Тогда я сказал сурово:
— Видишь ли, Колумб… Колумб, понимаешь сплавал в свою Америку, а на него начали гнать, что это, дескать плёвое дело было, и нечего тут…
— Волочкова… — снова затянул мой друг Ваня.
Я набычился и сказал твёрже:
— Колумб вернулся в Испанию. Его стали обижать. Слушай. Внимательно слушай. Я тебе рассказываю про яйцо. Колумба.
Ваня открыл рот, но я выразительно посмотрел ему в глаза.
— Молчи, сука. Молчи и слушай. Баба из Тольятти тоже интересовалась. Так вот Колумб поглядел на них, и достал из кармана яйцо…
Извините, если кого обидел.
27 сентября 2009
История из старых запасов: "Слово о туристах и банкирах"
Как-то однажды, попав на день рождения Синдерюшкина, я обнаружил, что отвык от больших масс народа. Тогда я болел, передвигался лишь по коридору до туалета, и то — на костылях. Гости ко мне в то время приходили по трое, по четверо, а тут, навестив чужую дачу, обнаружил я такое количество людей, прогуливающихся и разговаривающих друг с другом, что даже испугался. Надежда Америки, так сказать, её научное будущее — и были все эти люди.
Через какое-то время стал и я тоже говорить без умолку, но вдруг понял, как это тяжело. К слову, сказать, поразило ещё меня на этой даче огромное количество мелких детей. Но больше шума, чем сами дети, производили их родители, наблюдавшие за правильным детским поведением. Может, дело было в природной моей мизантропии или же в том, что дети отняли у меня костыли, избили ими друг друга, а потом вернули костыли обратно, потеряв предварительно некоторые их части. Они были наглядной иллюстрацией той истины, что даже самую унылую комнату оживят обычные дети, красиво расставленные по углам.
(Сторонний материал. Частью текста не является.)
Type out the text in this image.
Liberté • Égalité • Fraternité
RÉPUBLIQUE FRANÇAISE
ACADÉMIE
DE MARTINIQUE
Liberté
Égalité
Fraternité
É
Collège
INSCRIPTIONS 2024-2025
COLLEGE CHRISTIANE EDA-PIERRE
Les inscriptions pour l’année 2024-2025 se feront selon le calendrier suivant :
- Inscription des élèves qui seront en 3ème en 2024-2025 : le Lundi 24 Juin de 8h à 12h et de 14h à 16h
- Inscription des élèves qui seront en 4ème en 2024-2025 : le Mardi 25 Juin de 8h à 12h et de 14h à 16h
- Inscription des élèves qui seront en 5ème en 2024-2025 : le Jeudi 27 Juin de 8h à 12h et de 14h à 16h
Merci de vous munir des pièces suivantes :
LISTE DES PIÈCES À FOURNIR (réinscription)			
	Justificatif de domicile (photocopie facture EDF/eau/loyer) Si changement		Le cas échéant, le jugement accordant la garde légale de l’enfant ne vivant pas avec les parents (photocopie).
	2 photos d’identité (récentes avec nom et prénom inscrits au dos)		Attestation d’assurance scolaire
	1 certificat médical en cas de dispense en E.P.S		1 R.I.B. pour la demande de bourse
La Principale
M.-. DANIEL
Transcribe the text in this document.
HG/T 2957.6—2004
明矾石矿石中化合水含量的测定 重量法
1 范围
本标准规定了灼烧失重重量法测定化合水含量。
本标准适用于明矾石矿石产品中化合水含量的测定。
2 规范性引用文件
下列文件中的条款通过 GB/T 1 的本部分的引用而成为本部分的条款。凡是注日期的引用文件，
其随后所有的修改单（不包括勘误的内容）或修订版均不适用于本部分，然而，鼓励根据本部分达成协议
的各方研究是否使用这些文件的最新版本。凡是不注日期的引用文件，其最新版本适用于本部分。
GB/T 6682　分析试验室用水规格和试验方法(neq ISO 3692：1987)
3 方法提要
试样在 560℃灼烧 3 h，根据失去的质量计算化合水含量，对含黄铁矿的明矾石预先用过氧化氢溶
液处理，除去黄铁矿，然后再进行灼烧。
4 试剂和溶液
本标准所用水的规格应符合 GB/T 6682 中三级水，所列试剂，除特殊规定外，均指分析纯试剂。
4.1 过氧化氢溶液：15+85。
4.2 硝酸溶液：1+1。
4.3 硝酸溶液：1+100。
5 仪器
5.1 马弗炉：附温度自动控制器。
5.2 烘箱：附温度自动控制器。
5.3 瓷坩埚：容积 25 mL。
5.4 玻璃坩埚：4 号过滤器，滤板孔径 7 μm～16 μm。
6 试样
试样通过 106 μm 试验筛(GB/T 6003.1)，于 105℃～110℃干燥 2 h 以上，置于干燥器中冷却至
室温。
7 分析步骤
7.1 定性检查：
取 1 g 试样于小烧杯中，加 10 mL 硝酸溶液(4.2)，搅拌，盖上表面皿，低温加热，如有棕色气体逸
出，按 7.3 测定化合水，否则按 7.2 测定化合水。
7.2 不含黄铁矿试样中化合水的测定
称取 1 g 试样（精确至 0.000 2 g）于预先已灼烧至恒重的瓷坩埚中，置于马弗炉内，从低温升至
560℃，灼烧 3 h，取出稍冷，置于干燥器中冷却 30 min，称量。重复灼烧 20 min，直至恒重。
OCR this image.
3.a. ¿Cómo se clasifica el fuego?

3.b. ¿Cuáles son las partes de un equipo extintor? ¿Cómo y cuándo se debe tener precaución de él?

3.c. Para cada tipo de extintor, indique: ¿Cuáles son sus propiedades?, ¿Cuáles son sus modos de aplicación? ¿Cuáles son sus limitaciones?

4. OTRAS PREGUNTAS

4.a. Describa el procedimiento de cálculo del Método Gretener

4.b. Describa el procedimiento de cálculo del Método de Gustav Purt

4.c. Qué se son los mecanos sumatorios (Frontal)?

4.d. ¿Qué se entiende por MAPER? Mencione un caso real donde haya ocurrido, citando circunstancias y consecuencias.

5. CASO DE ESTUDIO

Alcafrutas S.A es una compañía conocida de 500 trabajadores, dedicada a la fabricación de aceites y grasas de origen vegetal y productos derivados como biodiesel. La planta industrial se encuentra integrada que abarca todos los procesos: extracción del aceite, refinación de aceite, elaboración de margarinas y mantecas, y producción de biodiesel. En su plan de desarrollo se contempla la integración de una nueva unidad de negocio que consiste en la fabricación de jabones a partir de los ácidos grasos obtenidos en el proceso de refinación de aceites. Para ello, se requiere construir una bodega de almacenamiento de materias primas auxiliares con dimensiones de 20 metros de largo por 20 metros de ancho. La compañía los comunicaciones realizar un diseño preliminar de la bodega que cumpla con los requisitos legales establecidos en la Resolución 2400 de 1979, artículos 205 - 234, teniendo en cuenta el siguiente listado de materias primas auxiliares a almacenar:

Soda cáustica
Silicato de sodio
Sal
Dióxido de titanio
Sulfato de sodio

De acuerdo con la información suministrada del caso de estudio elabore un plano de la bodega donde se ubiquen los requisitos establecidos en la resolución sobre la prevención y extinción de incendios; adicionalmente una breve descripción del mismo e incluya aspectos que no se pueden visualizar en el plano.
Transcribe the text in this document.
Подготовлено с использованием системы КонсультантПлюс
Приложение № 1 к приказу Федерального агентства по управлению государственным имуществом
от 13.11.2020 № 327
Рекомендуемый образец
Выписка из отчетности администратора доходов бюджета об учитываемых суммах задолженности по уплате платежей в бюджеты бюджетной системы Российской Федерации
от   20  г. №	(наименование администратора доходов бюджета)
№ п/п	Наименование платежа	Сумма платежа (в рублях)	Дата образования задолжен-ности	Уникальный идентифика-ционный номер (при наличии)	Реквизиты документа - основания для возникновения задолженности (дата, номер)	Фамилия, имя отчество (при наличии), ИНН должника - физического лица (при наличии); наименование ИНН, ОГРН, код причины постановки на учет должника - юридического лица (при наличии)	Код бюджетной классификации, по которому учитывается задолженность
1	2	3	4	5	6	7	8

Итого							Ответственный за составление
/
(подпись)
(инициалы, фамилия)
Уста от всего этого я присел рядом с интересной женщиной, которая начала рассказывать мне об имениннике. Надо было сознаться, что он мой друг, но я не сознался. Дело в том, что на всяком празднике есть такая женщина, которая как бы не участвует в общем веселье, но знает о присутствующих всё.
Если выпить с такой женщиной, то она совершенно бескорыстно, и в беспощадных, залипающих навсегда в память формулировках, расскажет все тайны мироздания.